Вернулся официант, чтобы забрать тарелки.
– Дорогой, – сказала она, посмотрев на часы, – я не хочу надолго оставлять Виктора одного. Он может захотеть выйти из дома, и тогда, боюсь, мне придется часами или даже днями ждать звонка из полиции или из больницы. Как ты думаешь, дома, во Франции, ему позволят по собственному желанию выйти из больницы, так как это делается здесь?
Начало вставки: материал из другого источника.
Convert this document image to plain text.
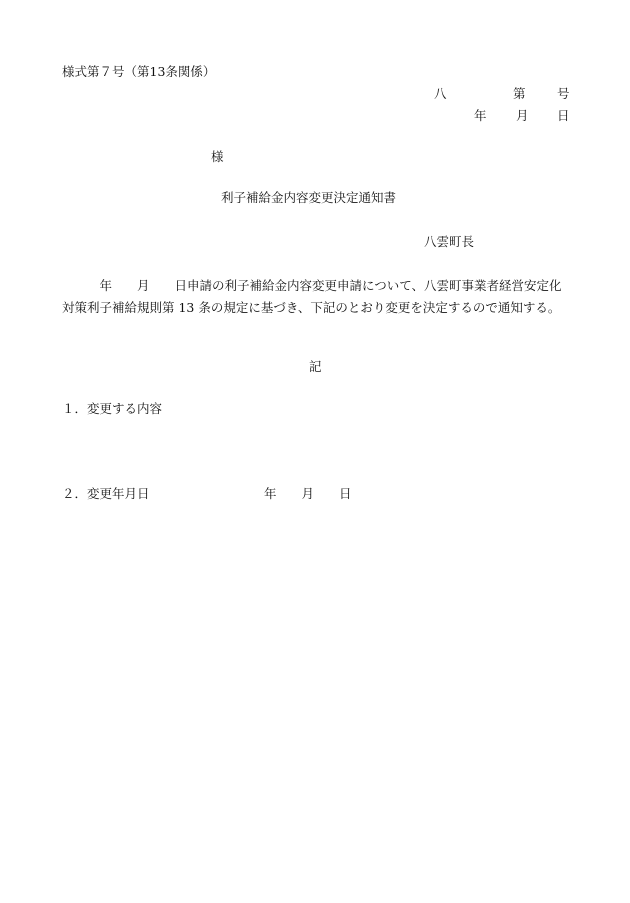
様式第７号（第13条関係）
八	第	号
年 月 日
様
利子補給金内容変更決定通知書
八雲町長
　　　年　　月　　日申請の利子補給金内容変更申請について、八雲町事業者経営安定化対策利子補給規則第 13 条の規定に基づき、下記のとおり変更を決定するので通知する。
記
１．変更する内容
２．変更年月日	年　　月　　日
– Валентина, увези Виктора в Париж. Там ты будешь не одна – там твоя семья, друзья. Здесь тебе так одиноко. Это будет лучше и для него, и для тебя.
Официант принес счет.
– Ты думаешь, я не пыталась? – Она поиграла золотым браслетом на запястье. – Я покупала билеты на самолет. Я хотела уехать одна, надеясь, что он последует за мной. Он ничего не хочет слышать. Но я не смогу жить спокойно, если оставлю его здесь. – Она снова посмотрела на потолок, подалась вперед и заглянула Клоду прямо в глаза: – Спасибо тебе, спасибо, – сказала она, кивнув на конверт с деньгами. – И спасибо за ленч. Все хорошо! Стоп! Я почти забыла, – сказала она и достала из своей сумочки другой конверт. – Моя подруга Ирен очень хочет познакомиться с тобой. Сегодня вечером она устраивает прием в честь открытия аукциона, на котором будут представлены картины, но не думай, что тебе надо обязательно туда идти.
Когда Валентина встала, Клод заметил, что нитка, которой была пришита пуговица на пальто на уровне талии, начала распускаться. Он промолчал. Ну почему у него такое свойство – замечать всякие мелочи. Клод также отметил, что ей уже пора менять гардероб – она располнела.
– Спасибо, Клод, я надеюсь вернуть тебе долг послезавтра.
Выйдя из отеля, Валентина посмотрела на запястье правой руки.
– Я потеряла браслет, – сказала она. – Это подарок бабушки. – Она посмотрела на тротуар. – Дедушка подарил ей этот браслет в день их помолвки.
– Когда мы сидели за столом, он был на тебе.
– Наверное, упал в ресторане.
– Давай вернемся. – Клод взял ее под руку, и они пошли назад. Вдруг Валентина резко остановилась.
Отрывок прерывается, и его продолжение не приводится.